Forums

AttributeError: 'NoneType' object has no attribute 'find_all'

Hi, I have been running my webSpider locally without a problem but then When I uploaded my code onto pythonanywhere I am getting errors. I am not going to copy the full source here but I am going to paste a prototype version of it which also return the same error.

My code run fine locally and also on Google cloud shell.

import requests
from bs4 import BeautifulSoup


url ="https://www.indeed.com/jobs?q=Developer&l=waterbury%2C%20CT&fromage=1&"
page = requests.get(url)
soup = BeautifulSoup(page.content,'html.parser')
result = soup.find(id="mosaic-provider-jobcards")
job_elements = result.find_all("div", class_="job_seen_beacon")
print(job_elements)

here is the error :

(jobSpider) 14:59 ~/jobSpider $ python testSoup.py                                                                                                                                                               
Traceback (most recent call last):                                                                                                                                                                               
  File "/home/moodkiller2022/jobSpider/testSoup.py", line 12, in <module>                                                                                                                                        
    job_elements = result.find_all("div", class_="job_seen_beacon")                                                                                                                                              
AttributeError: 'NoneType' object has no attribute 'find_all'

It looks like soup.find(id="mosaic-provider-jobcards") is returning None.

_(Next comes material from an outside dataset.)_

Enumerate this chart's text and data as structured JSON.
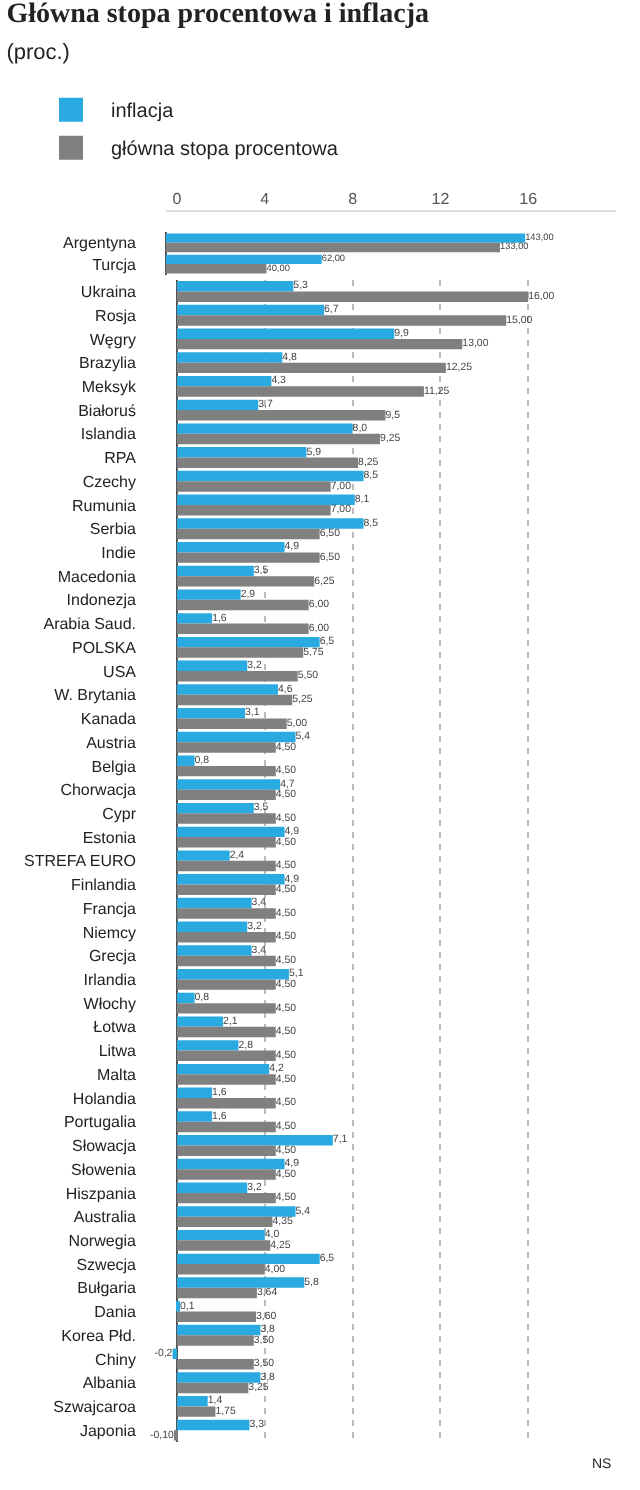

Perhaps you can print out the page that you're getting for soup and find out what it contains? It's possible that the site you're accessing is blocking requests from PythonAnywhere -- sites often don't like being scraped from cloud computing platforms, and it's entirely possible that they've blocked us but haven't blocked the IP of the Google Cloud shell that you're using yet.

Thank you for getting back to me So there aren't any way around that ?

So I tried printing the soup object to see what it contains and I notice that

import requests
from bs4 import BeautifulSoup
import time

url ="https://www.indeed.com/jobs?q=Developer&l=waterbury%2C%20CT&fromage=1&"
page = requests.get(url)
soup = BeautifulSoup(page.content,'html.parser')
#result = soup.find(id="mosaic-provider-jobcards")
#job_elements = result.find_all("div", class_="job_seen_beacon")
print(soup)

Output:

(jobSpider) 15:45 ~/jobSpider $ python testSoup.py                                                                                                                                                               
<html>                                                                                                                                                                                                           
<head>                                                                                                                                                                                                           
<title>hCaptcha solve page</title>                                                                                                                                                                               
<script async="" defer="" src="https://www.hcaptcha.com/1/api.js"></script>                                                                                                                                      
<meta content="width=device-width, initial-scale=1" name="viewport"/>                                                                                                                                            
</head>                                                                                                                                                                                                          
<body>                                                                                                                                                                                                           
<div>                                                                                                                                                                                                            
<form action="/jobs?q=Developer&amp;l=waterbury,%20CT&amp;fromage=1&amp;redirected=1" method="POST" style="margin: 80px;">                                                                                       
<div class="h-captcha" data-sitekey="eb27f525-f936-43b4-91e2-95a426d4a8bd" data-size="compact"></div>                                                                                                            
<br/>                                                                                                                                                                                                            
<input type="submit" value="Submit"/>                                                                                                                                                                            
</form>                                                                                                                                                                                                          
</div>                                                                                                                                                                                                           
</body>                                                                                                                                                                                                          
</html>

Looks like I got this captcha page. But the same soup objected returned actual HTML details, it looks like I cant even print soup anymore.

What do you mean by "the same soup objected returned actual HTML details"? The captcha thing confirmes what @giles said above, that the site in question probably doesn't like to be scraped.